Air freight emits approximately 500 to 600 grams of CO2 per tonne-kilometre, compared to 10-20 g for ocean shipping and 60-80 g for road transport. However, it represents only 2% of global freight volumes but approximately 35% of the value of goods transported.

02

What is SAF and how does it reduce emissions?

SAF (Sustainable Aviation Fuel) is aviation fuel produced from sustainable feedstocks (used cooking oils, agricultural residues, waste). It can reduce CO2 emissions by up to 80% on a lifecycle basis compared to fossil jet fuel.

03

Is carbon offsetting reliable for air freight?

Carbon offsetting through certified projects (Gold Standard, Verra VCS) is a complementary tool but does not replace direct emission reductions. Private Jets Connect offers certified offsetting options for every cargo charter flight.

04

What environmental regulations apply to air freight?

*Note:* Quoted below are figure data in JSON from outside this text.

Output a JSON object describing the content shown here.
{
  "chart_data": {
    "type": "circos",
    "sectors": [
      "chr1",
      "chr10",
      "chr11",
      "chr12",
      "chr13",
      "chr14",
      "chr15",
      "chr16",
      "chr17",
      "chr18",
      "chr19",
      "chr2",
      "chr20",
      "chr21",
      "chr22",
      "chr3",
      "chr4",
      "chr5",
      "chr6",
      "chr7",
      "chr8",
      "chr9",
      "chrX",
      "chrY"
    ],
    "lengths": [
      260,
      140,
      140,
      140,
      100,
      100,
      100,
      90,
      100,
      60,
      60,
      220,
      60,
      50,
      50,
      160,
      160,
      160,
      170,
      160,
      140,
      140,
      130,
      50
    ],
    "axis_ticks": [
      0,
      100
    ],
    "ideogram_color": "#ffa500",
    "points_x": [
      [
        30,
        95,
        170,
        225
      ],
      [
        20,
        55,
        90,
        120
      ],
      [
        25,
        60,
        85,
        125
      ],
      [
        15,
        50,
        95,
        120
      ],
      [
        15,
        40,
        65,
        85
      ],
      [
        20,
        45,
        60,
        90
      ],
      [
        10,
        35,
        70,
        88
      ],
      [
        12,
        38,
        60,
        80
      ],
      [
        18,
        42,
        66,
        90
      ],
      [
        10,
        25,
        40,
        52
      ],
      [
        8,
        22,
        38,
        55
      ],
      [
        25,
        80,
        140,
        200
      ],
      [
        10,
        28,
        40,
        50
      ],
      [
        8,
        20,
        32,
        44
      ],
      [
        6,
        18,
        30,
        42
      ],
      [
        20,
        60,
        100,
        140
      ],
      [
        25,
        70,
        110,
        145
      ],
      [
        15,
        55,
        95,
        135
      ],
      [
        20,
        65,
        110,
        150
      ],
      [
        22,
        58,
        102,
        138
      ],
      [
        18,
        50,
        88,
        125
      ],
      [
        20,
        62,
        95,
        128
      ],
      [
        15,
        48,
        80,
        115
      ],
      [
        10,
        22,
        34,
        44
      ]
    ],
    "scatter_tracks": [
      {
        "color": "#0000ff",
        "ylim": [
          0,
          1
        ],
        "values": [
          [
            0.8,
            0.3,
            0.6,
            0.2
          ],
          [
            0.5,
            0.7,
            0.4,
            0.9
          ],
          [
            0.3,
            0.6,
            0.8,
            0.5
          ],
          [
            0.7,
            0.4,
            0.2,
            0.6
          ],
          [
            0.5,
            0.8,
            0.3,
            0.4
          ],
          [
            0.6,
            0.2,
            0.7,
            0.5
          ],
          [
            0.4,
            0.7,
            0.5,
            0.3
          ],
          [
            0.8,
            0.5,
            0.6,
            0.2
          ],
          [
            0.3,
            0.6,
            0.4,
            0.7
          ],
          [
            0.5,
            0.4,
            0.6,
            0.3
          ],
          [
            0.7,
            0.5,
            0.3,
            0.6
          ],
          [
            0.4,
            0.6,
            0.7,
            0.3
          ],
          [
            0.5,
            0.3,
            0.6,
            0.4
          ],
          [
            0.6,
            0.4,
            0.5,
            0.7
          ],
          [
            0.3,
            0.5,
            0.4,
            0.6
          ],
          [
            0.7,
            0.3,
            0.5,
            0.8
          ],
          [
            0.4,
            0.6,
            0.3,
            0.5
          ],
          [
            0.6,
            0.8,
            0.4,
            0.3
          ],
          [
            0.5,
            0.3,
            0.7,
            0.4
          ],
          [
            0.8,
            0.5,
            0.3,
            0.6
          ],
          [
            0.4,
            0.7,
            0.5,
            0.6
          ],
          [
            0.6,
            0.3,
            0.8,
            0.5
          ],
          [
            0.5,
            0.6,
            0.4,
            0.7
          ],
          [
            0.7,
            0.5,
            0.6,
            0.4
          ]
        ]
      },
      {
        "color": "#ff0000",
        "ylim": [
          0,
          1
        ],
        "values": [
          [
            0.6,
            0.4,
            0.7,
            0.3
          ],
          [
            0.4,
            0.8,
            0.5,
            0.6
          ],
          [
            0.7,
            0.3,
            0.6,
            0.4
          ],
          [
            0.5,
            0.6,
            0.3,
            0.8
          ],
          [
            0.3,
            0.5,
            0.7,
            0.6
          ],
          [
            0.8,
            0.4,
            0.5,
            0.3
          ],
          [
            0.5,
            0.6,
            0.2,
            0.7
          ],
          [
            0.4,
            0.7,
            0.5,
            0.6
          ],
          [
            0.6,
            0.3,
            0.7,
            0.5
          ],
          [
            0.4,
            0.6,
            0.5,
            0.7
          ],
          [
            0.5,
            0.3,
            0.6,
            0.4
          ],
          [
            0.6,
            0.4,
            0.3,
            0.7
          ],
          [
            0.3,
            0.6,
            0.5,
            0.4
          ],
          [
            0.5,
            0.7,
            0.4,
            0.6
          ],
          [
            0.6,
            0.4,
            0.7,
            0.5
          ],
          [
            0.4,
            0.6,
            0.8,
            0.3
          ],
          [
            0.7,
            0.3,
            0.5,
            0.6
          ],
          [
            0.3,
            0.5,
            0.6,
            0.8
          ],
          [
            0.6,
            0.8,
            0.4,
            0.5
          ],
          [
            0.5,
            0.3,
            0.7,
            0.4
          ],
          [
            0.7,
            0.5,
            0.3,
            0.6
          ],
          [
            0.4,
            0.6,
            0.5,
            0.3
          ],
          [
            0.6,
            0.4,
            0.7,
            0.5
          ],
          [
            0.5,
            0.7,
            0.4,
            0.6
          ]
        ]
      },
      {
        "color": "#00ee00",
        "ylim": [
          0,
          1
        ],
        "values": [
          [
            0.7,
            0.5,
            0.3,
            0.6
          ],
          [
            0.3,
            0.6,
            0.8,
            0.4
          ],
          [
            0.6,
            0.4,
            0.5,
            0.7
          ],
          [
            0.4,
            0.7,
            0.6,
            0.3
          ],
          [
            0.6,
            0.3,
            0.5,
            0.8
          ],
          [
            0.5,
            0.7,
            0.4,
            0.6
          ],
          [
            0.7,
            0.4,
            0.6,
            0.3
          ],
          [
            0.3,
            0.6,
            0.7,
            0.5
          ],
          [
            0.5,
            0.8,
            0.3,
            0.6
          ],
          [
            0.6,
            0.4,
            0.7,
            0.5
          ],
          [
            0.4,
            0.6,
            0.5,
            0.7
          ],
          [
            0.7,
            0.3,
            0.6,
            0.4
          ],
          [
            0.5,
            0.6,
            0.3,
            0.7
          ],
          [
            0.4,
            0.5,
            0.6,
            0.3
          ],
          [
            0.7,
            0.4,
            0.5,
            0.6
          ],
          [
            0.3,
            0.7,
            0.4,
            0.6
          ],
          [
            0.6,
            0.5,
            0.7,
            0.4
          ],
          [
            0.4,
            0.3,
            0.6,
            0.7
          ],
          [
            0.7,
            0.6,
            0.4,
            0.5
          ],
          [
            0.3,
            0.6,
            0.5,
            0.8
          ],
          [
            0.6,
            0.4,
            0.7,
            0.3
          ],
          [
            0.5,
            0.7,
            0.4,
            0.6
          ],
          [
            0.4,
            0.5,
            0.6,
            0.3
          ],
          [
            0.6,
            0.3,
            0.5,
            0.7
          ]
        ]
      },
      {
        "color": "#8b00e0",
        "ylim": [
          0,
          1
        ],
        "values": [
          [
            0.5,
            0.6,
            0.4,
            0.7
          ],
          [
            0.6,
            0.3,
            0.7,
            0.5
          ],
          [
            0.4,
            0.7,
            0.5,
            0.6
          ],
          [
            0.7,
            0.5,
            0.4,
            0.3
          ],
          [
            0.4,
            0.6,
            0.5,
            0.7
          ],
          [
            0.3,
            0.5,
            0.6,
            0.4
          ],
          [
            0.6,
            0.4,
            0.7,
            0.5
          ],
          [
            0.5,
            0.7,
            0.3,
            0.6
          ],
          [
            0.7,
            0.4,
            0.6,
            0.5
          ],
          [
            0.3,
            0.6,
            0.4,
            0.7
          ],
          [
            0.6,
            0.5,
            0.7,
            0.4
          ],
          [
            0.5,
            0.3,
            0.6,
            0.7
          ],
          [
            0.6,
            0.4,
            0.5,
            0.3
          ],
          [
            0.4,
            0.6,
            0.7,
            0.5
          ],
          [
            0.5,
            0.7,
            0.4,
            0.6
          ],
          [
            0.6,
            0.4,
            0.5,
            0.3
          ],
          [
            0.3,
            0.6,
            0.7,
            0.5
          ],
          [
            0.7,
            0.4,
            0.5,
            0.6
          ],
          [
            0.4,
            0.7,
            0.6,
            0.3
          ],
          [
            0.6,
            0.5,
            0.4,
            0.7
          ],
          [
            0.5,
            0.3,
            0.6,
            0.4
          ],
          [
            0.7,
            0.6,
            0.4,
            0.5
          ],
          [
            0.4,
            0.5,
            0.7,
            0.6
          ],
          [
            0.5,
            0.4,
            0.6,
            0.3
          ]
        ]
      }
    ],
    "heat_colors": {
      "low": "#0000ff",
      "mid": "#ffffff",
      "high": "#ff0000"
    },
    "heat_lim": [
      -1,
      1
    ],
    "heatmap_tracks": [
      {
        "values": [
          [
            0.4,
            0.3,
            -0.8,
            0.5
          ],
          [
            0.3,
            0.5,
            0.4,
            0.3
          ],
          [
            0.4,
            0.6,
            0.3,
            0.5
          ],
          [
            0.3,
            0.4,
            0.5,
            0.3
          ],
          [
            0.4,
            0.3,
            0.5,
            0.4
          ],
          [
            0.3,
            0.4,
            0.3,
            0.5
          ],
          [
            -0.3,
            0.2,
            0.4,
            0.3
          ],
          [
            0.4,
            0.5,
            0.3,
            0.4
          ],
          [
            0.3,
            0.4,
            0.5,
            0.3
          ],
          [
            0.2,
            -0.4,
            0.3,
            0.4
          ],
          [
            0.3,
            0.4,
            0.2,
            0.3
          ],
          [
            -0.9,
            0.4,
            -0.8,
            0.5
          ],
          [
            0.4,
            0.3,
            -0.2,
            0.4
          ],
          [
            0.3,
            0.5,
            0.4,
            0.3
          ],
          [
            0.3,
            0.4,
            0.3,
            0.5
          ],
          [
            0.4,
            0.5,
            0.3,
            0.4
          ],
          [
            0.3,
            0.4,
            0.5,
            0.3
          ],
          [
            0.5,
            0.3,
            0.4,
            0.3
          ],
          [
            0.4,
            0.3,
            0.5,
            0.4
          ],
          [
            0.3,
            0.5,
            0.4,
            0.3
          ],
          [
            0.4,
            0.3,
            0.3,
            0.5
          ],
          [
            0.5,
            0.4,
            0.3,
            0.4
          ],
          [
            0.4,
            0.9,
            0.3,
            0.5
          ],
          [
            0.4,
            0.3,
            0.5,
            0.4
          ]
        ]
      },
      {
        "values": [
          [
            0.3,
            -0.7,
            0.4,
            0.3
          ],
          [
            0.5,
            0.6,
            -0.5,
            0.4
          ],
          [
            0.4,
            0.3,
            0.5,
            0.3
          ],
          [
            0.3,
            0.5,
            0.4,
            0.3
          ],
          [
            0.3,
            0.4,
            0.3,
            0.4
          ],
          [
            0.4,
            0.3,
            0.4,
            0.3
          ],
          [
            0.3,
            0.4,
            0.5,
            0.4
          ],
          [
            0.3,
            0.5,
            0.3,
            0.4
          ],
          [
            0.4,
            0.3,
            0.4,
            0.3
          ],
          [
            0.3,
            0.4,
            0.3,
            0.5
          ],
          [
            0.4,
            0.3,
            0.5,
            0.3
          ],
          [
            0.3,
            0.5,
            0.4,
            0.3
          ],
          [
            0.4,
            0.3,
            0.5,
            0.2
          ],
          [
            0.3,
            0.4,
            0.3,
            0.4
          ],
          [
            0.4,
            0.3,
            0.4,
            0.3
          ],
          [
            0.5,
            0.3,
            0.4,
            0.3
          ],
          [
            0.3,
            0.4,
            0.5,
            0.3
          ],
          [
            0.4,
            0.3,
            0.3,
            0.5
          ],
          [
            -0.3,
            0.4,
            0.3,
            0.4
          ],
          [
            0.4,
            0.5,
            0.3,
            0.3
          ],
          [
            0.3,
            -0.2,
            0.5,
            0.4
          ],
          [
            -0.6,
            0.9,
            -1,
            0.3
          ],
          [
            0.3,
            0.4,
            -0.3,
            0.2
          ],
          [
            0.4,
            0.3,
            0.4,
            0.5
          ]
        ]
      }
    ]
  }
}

Air freight is subject to CORSIA (ICAO’s offsetting scheme), the EU ETS (European carbon market), and national SAF blending mandates. The ReFuelEU Aviation regulation mandates an increasing share of SAF from 2026 onwards.

05

Does sustainable air freight cost more?

Yes, using SAF generates a surcharge of 2 to 5 times compared to conventional jet fuel. Carbon offsetting adds approximately EUR 5 to 15 per tonne of CO2. These costs are decreasing progressively as SAF production capacity scales up.